Abstract

AIMS This study was undertaken to confirm the distribution and expression of the molecule CD44 on human corneas under normal and pathological conditions.

METHODS Fifty eight corneal buttons from adult patients suffering from various corneal diseases and four normal corneas were included in this study. Frozen sections were stained immunohistochemically with monoclonal antibodies against human CD44 using an APAAP method and observed under a light microscope.
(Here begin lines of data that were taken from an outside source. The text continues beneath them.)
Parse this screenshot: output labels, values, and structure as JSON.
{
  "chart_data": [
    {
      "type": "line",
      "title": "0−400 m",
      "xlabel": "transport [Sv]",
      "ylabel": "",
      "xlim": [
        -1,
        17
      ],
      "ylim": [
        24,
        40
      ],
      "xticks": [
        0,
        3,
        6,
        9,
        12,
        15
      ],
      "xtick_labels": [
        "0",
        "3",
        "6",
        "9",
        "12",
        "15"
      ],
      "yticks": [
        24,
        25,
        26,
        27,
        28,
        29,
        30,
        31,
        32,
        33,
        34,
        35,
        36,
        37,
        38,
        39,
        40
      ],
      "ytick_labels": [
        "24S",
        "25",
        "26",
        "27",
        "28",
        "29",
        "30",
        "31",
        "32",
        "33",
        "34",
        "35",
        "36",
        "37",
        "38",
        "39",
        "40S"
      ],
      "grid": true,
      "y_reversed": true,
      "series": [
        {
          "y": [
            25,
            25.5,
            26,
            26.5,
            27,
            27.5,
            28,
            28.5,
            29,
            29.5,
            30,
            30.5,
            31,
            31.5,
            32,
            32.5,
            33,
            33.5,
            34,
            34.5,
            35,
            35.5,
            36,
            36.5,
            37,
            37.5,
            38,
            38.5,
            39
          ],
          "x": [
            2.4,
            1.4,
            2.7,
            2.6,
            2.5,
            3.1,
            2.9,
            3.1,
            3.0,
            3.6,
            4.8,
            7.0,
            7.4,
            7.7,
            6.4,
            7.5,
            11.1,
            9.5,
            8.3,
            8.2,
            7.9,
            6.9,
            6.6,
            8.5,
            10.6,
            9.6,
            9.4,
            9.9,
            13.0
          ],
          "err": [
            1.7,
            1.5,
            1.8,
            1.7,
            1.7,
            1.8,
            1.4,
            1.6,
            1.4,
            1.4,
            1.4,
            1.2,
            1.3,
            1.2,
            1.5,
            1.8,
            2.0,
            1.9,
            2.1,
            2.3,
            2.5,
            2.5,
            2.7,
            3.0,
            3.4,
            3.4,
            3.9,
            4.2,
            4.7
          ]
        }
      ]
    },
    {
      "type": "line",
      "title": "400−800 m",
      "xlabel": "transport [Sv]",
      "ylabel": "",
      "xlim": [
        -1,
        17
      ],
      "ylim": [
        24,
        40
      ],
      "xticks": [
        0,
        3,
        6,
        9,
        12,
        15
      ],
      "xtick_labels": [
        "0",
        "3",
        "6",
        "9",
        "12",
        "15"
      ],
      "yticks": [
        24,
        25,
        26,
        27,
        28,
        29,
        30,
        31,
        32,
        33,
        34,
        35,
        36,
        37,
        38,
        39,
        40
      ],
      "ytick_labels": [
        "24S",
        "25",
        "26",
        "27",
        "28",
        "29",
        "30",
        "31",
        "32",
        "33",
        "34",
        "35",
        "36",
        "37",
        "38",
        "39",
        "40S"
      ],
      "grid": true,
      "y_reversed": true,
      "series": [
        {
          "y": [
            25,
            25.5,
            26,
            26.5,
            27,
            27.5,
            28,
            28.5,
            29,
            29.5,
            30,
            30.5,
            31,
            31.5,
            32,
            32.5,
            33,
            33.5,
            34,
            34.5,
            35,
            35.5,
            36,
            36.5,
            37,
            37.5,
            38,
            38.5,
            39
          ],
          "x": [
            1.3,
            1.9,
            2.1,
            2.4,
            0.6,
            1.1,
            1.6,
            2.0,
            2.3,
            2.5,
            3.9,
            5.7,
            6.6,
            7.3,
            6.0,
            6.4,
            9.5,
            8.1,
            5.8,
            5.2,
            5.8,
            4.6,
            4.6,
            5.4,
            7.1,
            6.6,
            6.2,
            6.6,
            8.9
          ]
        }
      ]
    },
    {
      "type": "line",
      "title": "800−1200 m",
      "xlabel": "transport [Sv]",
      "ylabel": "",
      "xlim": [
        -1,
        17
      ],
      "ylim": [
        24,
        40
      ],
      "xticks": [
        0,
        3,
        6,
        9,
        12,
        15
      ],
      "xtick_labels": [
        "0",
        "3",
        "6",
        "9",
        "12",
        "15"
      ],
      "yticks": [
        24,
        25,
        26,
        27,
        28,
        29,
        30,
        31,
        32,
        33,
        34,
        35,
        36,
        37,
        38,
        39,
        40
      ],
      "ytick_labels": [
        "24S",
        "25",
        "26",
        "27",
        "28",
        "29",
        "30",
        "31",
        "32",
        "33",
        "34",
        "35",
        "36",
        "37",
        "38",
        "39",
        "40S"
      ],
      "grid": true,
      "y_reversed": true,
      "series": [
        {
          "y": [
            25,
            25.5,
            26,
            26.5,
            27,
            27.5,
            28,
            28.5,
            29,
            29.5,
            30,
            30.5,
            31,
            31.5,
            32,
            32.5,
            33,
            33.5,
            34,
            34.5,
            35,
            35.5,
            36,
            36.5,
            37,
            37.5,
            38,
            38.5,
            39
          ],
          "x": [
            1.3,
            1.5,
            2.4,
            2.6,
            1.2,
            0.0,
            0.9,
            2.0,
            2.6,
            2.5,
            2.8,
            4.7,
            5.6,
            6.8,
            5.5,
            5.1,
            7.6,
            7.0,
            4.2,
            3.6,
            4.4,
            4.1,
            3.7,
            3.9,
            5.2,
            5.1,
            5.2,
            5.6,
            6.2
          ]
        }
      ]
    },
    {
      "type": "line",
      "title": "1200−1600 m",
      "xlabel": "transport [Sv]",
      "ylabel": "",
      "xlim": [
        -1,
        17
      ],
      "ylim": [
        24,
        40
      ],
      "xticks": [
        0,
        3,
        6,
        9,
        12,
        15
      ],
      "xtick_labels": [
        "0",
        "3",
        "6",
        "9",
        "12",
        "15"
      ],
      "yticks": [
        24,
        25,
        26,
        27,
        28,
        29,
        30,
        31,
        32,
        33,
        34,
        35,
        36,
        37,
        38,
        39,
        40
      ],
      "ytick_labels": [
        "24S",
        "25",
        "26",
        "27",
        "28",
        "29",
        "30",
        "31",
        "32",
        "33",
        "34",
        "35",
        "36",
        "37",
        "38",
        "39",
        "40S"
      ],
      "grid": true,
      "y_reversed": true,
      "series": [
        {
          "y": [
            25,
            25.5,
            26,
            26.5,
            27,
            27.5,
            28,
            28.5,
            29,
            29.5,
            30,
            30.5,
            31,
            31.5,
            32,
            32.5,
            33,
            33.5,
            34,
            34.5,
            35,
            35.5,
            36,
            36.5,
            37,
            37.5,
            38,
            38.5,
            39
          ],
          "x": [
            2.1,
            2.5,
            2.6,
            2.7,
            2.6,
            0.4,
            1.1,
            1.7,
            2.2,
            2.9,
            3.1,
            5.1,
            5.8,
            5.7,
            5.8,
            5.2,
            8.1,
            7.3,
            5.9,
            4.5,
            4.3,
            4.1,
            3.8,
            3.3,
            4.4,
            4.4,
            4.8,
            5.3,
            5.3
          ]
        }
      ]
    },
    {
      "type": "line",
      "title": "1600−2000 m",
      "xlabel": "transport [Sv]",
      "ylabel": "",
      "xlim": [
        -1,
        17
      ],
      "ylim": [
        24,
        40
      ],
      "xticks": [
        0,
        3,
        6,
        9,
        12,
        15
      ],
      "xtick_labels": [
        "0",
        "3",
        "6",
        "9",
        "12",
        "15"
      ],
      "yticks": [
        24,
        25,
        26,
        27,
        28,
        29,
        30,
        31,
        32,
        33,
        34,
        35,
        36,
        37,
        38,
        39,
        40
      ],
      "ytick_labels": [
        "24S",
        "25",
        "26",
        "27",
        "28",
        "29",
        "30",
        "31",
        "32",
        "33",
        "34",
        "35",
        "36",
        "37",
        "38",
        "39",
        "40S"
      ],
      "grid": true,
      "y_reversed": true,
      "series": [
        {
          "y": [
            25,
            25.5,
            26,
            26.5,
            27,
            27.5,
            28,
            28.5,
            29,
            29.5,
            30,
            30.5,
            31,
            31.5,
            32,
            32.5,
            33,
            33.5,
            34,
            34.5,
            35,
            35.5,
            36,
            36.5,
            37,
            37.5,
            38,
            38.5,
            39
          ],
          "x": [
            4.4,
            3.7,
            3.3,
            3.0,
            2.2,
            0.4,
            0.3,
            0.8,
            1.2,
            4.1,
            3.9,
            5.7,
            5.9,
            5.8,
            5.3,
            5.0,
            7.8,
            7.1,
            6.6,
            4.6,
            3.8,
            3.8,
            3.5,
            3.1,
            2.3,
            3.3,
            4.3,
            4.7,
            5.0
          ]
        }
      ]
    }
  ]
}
RESULTS In normal corneas CD44 was predominantly expressed on the membranes of basal epithelial cells and on the keratocytes, as well as on the vascular endothelial cells of the corneal limbi, but was not expressed on corneal endothelial cells. Enhanced expression of CD44 was observed on the epithelium of corneas with inflammation and allograft rejection. In a number of abnormal conditions including allograft rejection, corneal trauma, primary and secondary corneal endothelial decompensation the remaining endothelial cells stained positively for CD44. However, in some corneas of keratitis, keratoconus, and dystrophy the endothelium which appeared relatively integral in morphology and amount remained CD44 negative.

CONCLUSIONS These results suggest that CD44, the hyaluronate receptor, may play an important role in corneal cell–cell and cell–matrix interactions. Its regulation is closely related to corneal inflammatory reactions. The induction of CD44 on corneal endothelium might play a potential role in compensatory processes when corneal endothelial cells are injured.